After the top three, the league becomes much more difficult to sort out. Cloquet, Duluth Denfeld and Duluth East all finished 2-4 in conference play last season. Cloquet and East were both 3-6 overall, while Denfeld finished 3-7. There was not much separation between them, which means the middle of the Northeast Red could be decided by development, health, quarterback play and which program finds confidence first.
Cloquet opens at No. 4 because the Lumberjacks still carry the look of a program capable of being more physical than its record showed last season. Denfeld sits at No. 5, but the Hunters should not be viewed as a distant fifth. If Denfeld improves up front and finds consistency on offense, it has enough athletic ability to move up. Duluth East begins at No. 6, but the Greyhounds are in the same neighborhood. A couple of close wins could turn last season’s 3-6 record into a much different conversation.

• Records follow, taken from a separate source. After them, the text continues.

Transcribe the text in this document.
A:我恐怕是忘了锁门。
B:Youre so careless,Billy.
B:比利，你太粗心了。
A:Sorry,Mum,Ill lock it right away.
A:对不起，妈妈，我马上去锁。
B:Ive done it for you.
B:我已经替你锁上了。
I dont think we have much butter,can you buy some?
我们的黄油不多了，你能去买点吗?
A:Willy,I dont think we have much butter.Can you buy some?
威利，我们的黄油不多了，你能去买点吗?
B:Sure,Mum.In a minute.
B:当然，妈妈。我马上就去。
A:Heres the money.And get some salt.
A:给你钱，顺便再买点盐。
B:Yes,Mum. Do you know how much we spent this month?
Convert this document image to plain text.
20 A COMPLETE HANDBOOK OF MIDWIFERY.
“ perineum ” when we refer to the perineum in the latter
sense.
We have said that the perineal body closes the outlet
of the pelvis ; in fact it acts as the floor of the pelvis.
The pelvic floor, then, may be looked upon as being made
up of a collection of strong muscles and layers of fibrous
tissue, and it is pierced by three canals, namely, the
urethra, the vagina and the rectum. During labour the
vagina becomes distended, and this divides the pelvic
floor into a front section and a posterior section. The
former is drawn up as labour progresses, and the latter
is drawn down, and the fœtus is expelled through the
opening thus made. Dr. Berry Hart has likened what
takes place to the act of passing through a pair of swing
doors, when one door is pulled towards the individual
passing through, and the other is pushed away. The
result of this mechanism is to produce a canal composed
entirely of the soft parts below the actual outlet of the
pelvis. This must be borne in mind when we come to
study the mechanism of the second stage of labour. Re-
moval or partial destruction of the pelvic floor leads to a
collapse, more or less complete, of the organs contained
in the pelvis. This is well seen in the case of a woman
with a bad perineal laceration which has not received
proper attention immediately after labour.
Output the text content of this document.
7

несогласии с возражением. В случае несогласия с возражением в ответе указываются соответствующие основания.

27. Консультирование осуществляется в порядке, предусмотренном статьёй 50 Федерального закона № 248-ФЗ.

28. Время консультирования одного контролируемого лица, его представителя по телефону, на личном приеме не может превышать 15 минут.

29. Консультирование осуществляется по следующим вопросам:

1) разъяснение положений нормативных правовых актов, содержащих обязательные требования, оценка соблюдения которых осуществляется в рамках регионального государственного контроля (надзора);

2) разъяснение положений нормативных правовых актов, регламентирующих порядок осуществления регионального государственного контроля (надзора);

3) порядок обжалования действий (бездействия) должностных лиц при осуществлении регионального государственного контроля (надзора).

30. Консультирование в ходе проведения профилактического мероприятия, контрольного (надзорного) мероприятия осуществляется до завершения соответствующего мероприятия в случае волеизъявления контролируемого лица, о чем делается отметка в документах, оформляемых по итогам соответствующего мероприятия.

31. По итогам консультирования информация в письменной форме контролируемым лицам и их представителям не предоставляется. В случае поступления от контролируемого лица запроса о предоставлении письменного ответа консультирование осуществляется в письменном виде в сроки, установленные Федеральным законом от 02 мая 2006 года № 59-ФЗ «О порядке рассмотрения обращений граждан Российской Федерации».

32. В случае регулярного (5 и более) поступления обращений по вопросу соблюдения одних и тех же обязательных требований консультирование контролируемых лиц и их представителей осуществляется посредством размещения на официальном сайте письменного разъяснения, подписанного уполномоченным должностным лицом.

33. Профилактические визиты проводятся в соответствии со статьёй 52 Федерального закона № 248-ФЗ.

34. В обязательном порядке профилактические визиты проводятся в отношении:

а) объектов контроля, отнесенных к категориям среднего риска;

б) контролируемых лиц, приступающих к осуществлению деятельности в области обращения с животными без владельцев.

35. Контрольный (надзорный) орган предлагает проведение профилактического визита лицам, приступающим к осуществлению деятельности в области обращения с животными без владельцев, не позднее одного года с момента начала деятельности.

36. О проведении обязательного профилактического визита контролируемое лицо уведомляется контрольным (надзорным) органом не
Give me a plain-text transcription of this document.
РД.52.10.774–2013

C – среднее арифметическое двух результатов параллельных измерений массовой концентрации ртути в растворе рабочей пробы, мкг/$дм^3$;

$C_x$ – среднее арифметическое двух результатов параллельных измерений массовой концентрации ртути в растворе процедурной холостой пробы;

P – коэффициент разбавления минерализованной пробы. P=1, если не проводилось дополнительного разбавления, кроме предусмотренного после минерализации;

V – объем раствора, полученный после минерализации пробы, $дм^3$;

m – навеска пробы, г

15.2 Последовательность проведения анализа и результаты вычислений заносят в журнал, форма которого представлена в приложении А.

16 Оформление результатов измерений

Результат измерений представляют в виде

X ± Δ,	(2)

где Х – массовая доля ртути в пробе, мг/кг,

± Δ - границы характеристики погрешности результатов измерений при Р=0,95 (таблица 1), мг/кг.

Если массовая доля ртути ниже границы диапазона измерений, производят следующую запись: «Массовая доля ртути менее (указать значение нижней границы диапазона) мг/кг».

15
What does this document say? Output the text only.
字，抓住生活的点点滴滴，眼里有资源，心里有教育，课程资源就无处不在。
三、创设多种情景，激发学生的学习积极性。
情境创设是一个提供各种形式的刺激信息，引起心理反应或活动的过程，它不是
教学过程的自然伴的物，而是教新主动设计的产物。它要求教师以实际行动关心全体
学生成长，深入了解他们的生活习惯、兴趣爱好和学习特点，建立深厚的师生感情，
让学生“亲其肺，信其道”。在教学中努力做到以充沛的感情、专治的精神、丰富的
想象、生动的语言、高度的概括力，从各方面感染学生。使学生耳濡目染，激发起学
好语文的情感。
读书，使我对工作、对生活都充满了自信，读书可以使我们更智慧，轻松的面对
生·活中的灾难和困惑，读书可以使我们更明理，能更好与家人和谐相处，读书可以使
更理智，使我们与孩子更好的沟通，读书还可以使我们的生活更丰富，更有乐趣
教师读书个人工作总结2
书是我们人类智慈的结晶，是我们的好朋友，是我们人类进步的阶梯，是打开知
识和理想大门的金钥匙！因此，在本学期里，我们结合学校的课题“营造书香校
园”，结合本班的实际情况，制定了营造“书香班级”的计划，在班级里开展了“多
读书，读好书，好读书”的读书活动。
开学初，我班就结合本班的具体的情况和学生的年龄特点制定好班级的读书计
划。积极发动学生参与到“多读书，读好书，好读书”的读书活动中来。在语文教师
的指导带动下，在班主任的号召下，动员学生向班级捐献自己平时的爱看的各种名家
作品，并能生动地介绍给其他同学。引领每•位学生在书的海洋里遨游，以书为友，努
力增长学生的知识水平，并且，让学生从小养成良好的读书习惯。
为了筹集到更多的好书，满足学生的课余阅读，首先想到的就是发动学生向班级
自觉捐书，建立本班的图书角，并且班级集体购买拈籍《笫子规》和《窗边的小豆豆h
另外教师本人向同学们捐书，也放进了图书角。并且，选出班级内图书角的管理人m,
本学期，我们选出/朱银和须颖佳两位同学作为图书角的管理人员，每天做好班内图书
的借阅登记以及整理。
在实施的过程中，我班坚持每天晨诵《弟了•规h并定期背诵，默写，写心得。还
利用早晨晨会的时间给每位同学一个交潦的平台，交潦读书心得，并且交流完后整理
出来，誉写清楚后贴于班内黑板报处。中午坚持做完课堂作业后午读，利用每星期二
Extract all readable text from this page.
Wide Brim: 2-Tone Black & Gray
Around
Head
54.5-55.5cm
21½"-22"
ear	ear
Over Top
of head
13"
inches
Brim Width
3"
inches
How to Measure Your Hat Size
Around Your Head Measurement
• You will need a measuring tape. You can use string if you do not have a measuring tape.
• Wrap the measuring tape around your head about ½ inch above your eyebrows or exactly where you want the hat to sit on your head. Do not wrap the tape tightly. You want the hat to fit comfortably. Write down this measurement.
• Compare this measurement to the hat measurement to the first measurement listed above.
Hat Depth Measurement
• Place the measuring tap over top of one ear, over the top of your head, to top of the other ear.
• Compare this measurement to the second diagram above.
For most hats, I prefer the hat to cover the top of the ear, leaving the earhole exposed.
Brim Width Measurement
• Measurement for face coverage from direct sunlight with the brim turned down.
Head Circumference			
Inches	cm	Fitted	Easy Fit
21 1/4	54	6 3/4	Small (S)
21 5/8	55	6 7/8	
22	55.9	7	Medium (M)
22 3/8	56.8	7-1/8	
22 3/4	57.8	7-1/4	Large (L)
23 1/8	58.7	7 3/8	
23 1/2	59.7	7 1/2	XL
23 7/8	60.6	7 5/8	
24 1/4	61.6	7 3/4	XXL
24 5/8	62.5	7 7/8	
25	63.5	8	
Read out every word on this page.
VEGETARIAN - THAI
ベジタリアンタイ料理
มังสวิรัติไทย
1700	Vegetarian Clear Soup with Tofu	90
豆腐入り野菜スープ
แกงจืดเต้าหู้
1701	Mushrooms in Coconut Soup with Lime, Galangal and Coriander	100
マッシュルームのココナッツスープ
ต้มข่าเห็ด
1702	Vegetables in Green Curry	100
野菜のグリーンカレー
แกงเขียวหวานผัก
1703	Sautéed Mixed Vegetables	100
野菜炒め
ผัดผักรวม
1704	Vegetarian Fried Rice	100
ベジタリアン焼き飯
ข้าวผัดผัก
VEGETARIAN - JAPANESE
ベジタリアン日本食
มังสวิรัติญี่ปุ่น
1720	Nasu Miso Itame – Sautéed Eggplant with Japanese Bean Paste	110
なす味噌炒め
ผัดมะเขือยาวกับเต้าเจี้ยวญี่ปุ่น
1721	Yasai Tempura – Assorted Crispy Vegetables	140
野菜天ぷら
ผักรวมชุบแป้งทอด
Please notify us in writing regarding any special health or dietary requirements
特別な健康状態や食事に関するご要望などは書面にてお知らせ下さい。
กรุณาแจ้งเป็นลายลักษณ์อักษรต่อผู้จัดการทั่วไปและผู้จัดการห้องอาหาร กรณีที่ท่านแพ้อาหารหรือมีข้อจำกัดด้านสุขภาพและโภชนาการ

Rock Ridge begins at No. 7 after going 0-6 in the conference and 1-8 overall. The Wolverines need progress more than predictions. For a young or rebuilding program, the first step is rarely a conference championship chase. It is becoming harder to play against every Friday, cutting down mistakes and finding a few players who can change the direction of a game.
The rankings, then, begin this way: Hermantown, Grand Rapids, North Branch, Cloquet, Duluth Denfeld, Duluth East and Rock Ridge.
The important part is that nothing is settled in June. Grand Rapids still owns the league until somebody takes it. North Branch is too good to ignore. Cloquet, Denfeld and East are close enough to make the middle of the standings a weekly fight. Rock Ridge has nowhere to go but forward.
But Hermantown is the team with the most compelling preseason case. The Hawks have the returning star, the returning quarterback, the sting of finishing second and the kind of offensive identity that travels well when the weather turns cold. Grand Rapids was the best team in the Northeast Red in 2025. Hermantown may be the team best built to change that in 2026.